On-premise Active Directory

  1. If you are using SharePoint Online user accounts, add a user named “Lucidworks Fusion Service Account”.

SharePoint Online Users

Create the account as User (no administrator access).

Add a Crawl Permissions Level

To create a new permission level, click the gear symbol and go to Site Settings > Site permissions. Select Permission Levels, and click Add a Permission Level. Name the new permission level "Lucidworks Fusion Service Permission", and assign the following site permissions:

Name Description

View Items

View items in lists and documents in document libraries.

Open Items

View the source of documents with server-side file handlers.

View Versions

View past versions of a list item or document.

View Application Pages

View forms, views, and application pages. Enumerate lists.

View Web Analytics Data

View reports on Web site usage.

Browse Directories

Enumerate files and folders in a Web site using SharePoint Designer and Web DAV interfaces.

View Pages

View pages in a Web site.

Enumerate Permissions

Enumerate permissions on the Web site, list, folder, document, or list item.

Browse User Information

View information about users of the Web site.

Use Remote Interfaces

Use SOAP, Web DAV, the Client Object Model or SharePoint Designer interfaces to access the Web site.

Open

Allows users to open a Web site, list, or folder in order to access items inside that container.

Edit Personal User Information

Allows a user to change his or her own user information, such as adding a picture.

Create a Fusion Crawl Group

For each top-level site you want to be able to crawl, you must create a site permissions group and assign the permissions level you created previously. Go to Site Settings > Site permissions. Click the Create Group symbol and name the new group "Lucidworks Fusion Crawl Accounts". Add the “Lucidworks Fusion Service Account” user, and any other user that you wish to have crawl permissions, to this group.

The “Lucidworks Fusion Service Account” user should now be able to crawl without administrator rights.

Limitations of a Non-administrative Crawl Account in SharePoint Online

There are important limitations to crawling SharePoint Online with a non-administrative account.
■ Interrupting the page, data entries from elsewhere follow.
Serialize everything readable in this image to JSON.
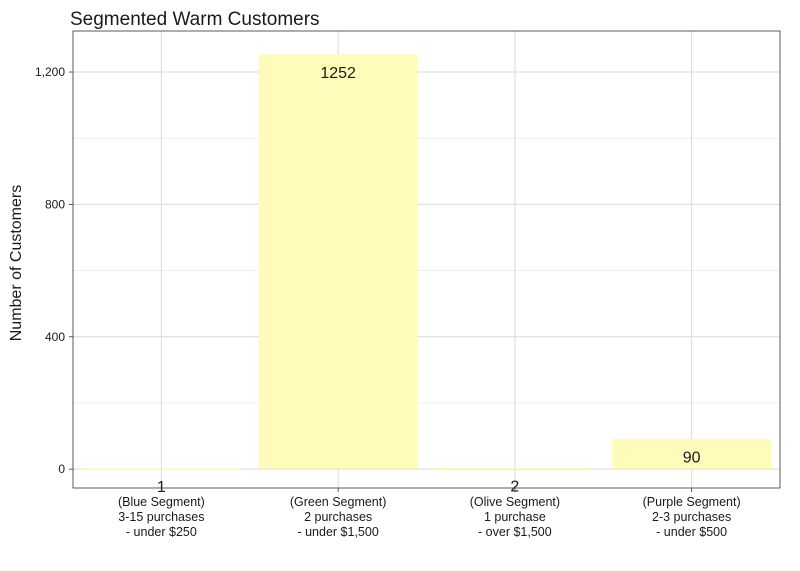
{
  "chart_data": {
    "type": "bar",
    "title": "Segmented Warm Customers",
    "xlabel": "",
    "ylabel": "Number of Customers",
    "ylim": [
      0,
      1300
    ],
    "yticks": [
      0,
      400,
      800,
      1200
    ],
    "ytick_labels": [
      "0",
      "400",
      "800",
      "1,200"
    ],
    "grid": true,
    "bar_color": "#fffcbb",
    "categories": [
      [
        "(Blue Segment)",
        "3-15 purchases",
        "- under $250"
      ],
      [
        "(Green Segment)",
        "2 purchases",
        "- under $1,500"
      ],
      [
        "(Olive Segment)",
        "1 purchase",
        "- over $1,500"
      ],
      [
        "(Purple Segment)",
        "2-3 purchases",
        "- under $500"
      ]
    ],
    "values": [
      1,
      1252,
      2,
      90
    ],
    "data_labels": [
      "1",
      "1252",
      "2",
      "90"
    ]
  }
}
Only administrators are permitted to list site collections from SharePoint Online. To crawl multiple site collections from your SharePoint Online tenant, you must either:

  1. List the site collections in the Start Links explicitly, or;

  2. Provide a SharePoint administrator account when crawling SharePoint Online

The image below illustrates what information a non-administrator user can crawl:

Non-admin Crawl Permissions

Note
Although a non-administrator user can be allowed to list sub-sites in a site collection, the user cannot list the site collections of the tenant URL. For example, a non-administrator user may list the Sub-sites in https://lucidworks.sharepoint.com/sites/sitecol, such as /sitecol/subsite1 and /sitecol/subsite2. However, only an administrator can list the site collections in https://lucidworks.sharepoint.com.
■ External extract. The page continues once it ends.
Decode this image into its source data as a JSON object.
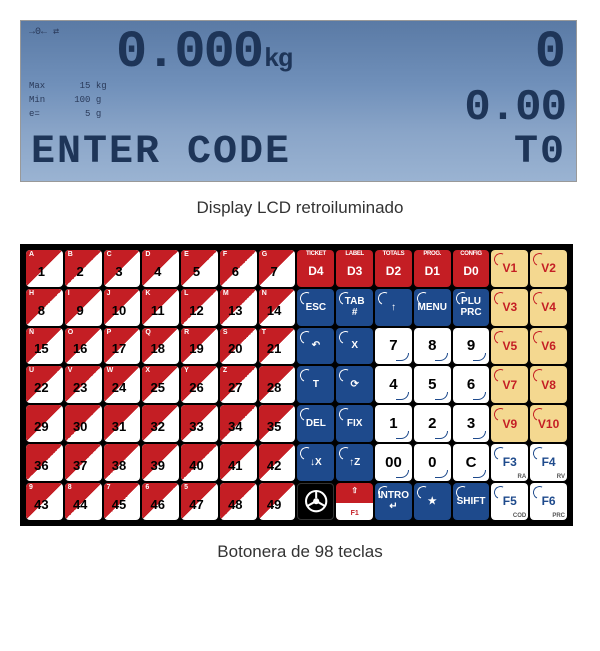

Troubleshooting Permission Issues

When the connector is configured using a SharePoint username without sufficient privileges, the Fusion connectors log file fusion/4.0.x/var/log/connectors/connectors.log contains an error like the following:

crawler.common.sharepoint.exception.SharePointException: Server was unable to process request. ---> Attempted to perform an unauthorized operation. at crawler.common.sharepoint.service.BaseService.analyzeResponse(BaseService.java:194) ~[classes/:?] at crawler.common.sharepoint.service.SiteDataService.getContentBySiteOrList(SiteDataService.java:169) ~[classes/:?] at com.lucidworks.permissions.Main.test1(Main.java:50) [classes/:?] at com.lucidworks.permissions.Main.main(Main.java:32) [classes/:?]
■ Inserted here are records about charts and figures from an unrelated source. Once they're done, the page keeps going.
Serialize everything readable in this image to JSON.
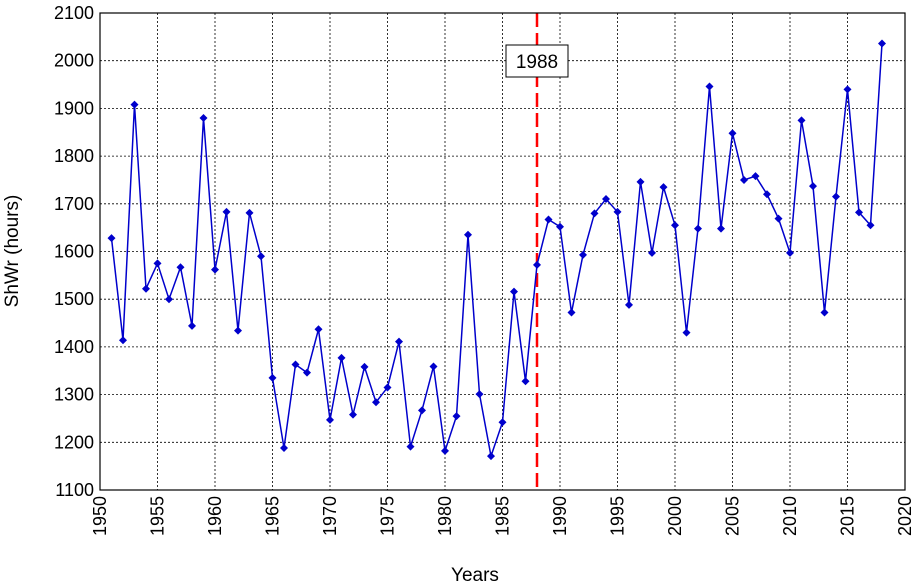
{
  "chart_data": {
    "type": "line",
    "xlabel": "Years",
    "ylabel": "ShWr (hours)",
    "xlim": [
      1950,
      2020
    ],
    "ylim": [
      1100,
      2100
    ],
    "xticks": [
      "1950",
      "1955",
      "1960",
      "1965",
      "1970",
      "1975",
      "1980",
      "1985",
      "1990",
      "1995",
      "2000",
      "2005",
      "2010",
      "2015",
      "2020"
    ],
    "yticks": [
      "1100",
      "1200",
      "1300",
      "1400",
      "1500",
      "1600",
      "1700",
      "1800",
      "1900",
      "2000",
      "2100"
    ],
    "grid": true,
    "line_color": "#0000cc",
    "marker": "diamond",
    "series": [
      {
        "x": [
          1951,
          1952,
          1953,
          1954,
          1955,
          1956,
          1957,
          1958,
          1959,
          1960,
          1961,
          1962,
          1963,
          1964,
          1965,
          1966,
          1967,
          1968,
          1969,
          1970,
          1971,
          1972,
          1973,
          1974,
          1975,
          1976,
          1977,
          1978,
          1979,
          1980,
          1981,
          1982,
          1983,
          1984,
          1985,
          1986,
          1987,
          1988,
          1989,
          1990,
          1991,
          1992,
          1993,
          1994,
          1995,
          1996,
          1997,
          1998,
          1999,
          2000,
          2001,
          2002,
          2003,
          2004,
          2005,
          2006,
          2007,
          2008,
          2009,
          2010,
          2011,
          2012,
          2013,
          2014,
          2015,
          2016,
          2017,
          2018
        ],
        "values": [
          1628,
          1414,
          1908,
          1522,
          1575,
          1500,
          1567,
          1444,
          1880,
          1562,
          1683,
          1434,
          1681,
          1590,
          1335,
          1188,
          1363,
          1346,
          1437,
          1247,
          1377,
          1258,
          1358,
          1284,
          1315,
          1411,
          1191,
          1267,
          1359,
          1182,
          1255,
          1635,
          1301,
          1171,
          1242,
          1516,
          1328,
          1572,
          1667,
          1652,
          1472,
          1593,
          1680,
          1710,
          1683,
          1488,
          1746,
          1597,
          1735,
          1655,
          1430,
          1648,
          1946,
          1648,
          1848,
          1750,
          1758,
          1720,
          1669,
          1597,
          1875,
          1737,
          1472,
          1715,
          1940,
          1682,
          1655,
          2036
        ]
      }
    ],
    "annotations": [
      {
        "type": "vline",
        "x": 1988,
        "label": "1988",
        "color": "#ff0000",
        "style": "dashed"
      }
    ]
  }
}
This user’s permissions may be sufficient to connect via SOAP and read the documents, but not sufficient to get the ACLs and other associated metadata. This may result in complete lack of access to documents, or access to unauthorized documents. Confirm that the configured SharePoint user has the required privileges.

Configuration

Tip
When entering configuration values in the UI, use unescaped characters, such as \t for the tab character. When entering configuration values in the API, use escaped characters, such as \\t for the tab character.